Seien wir ehrlich, die Gelehrsamkeit ist nicht das Erste, was einem bei Passau in den Sinn kommt. Die Stadt steht für Dom, Donau, Inn und den politischen Aschermittwoch der CSU. Für das deutsche Denkertum steht sie eher nicht. Doch damit geschieht ihr Unrecht. Kaum eine deutsche Stadt hat einen höheren Studentenanteil, kaum eine Uni einen hübscheren Campus. Und wohl nirgendwo sonst wurden junge Akademiker erst so heftig abgelehnt und dann so stürmisch gefeiert.
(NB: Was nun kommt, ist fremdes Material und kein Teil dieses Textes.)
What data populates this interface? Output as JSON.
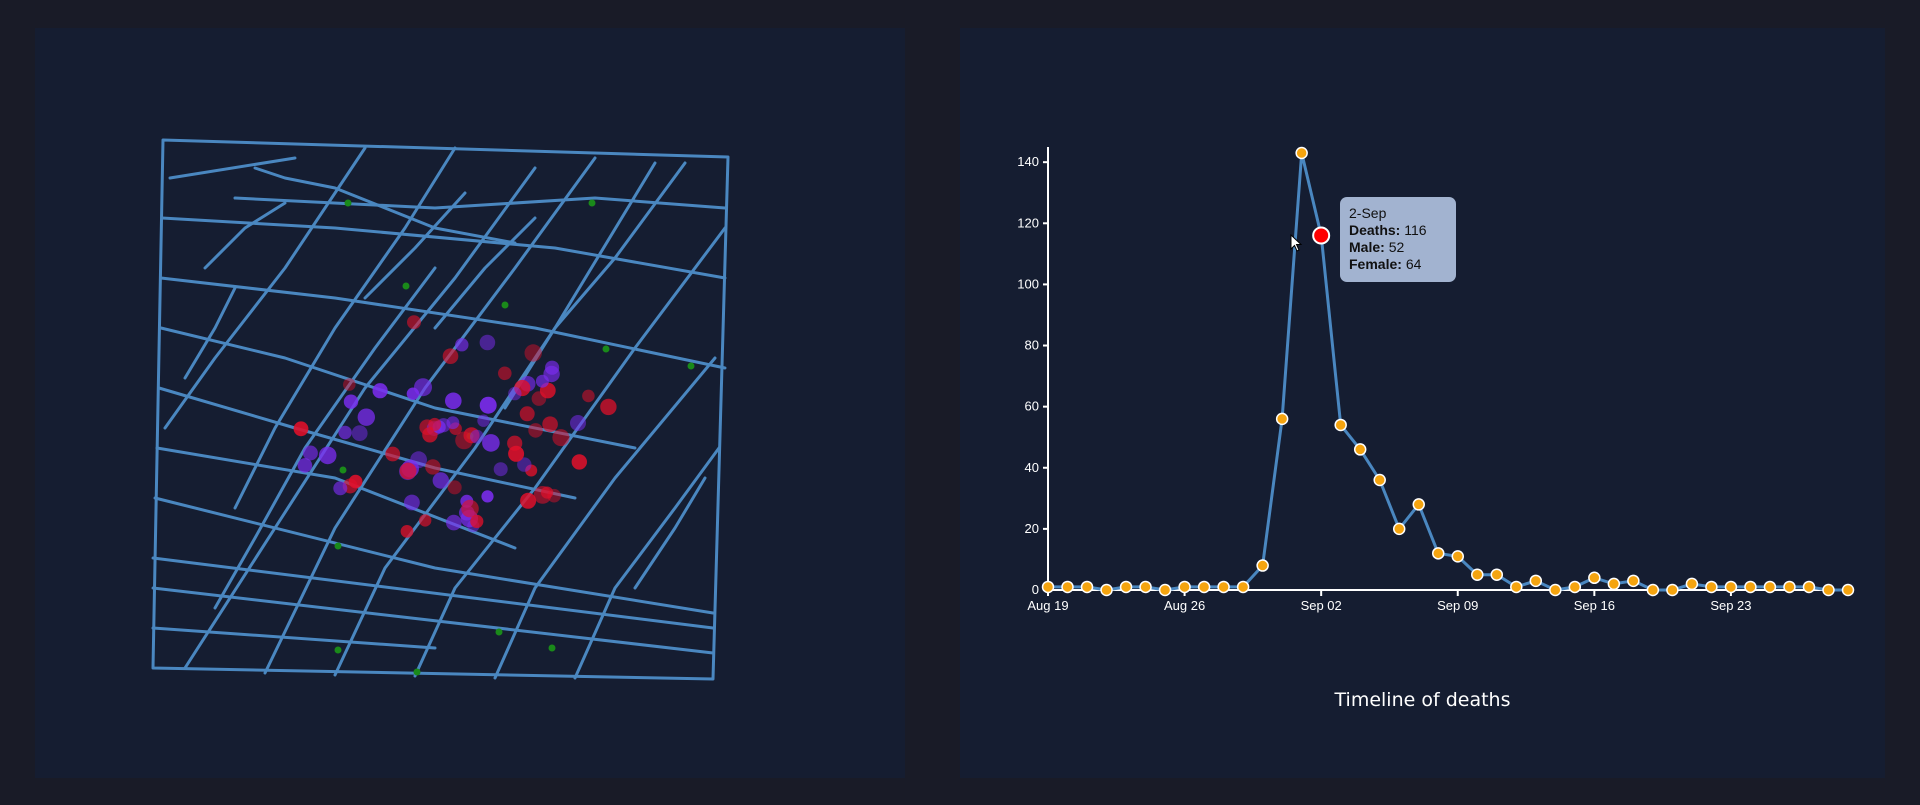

Es ist also an der Zeit, über Passau, die Universitätsstadt, zu schreiben. Was bis vor 40 Jahren unmöglich gewesen wäre, da gab es hier keine Universität. Heute machen Akademiker etwa ein Viertel der Passauer aus: Zum Sommersemester 2016 waren 11.588 Studenten eingeschrieben, 60 Prozent von ihnen Frauen, über die Hälfte in geisteswissenschaftlichen Studiengängen.

Rundgang mit Sebastian Ruppert, Oberpfälzer, Vollbartträger und in dreifacher Weise als Campusführer qualifiziert: Er studiert auf Realschullehramt im sechsten Semester, arbeitet beim Studentenwerk und inszeniert Theaterstücke mit Kommilitonen. Ruppert muss wissen, was wichtig ist im akademischen Leben der Stadt.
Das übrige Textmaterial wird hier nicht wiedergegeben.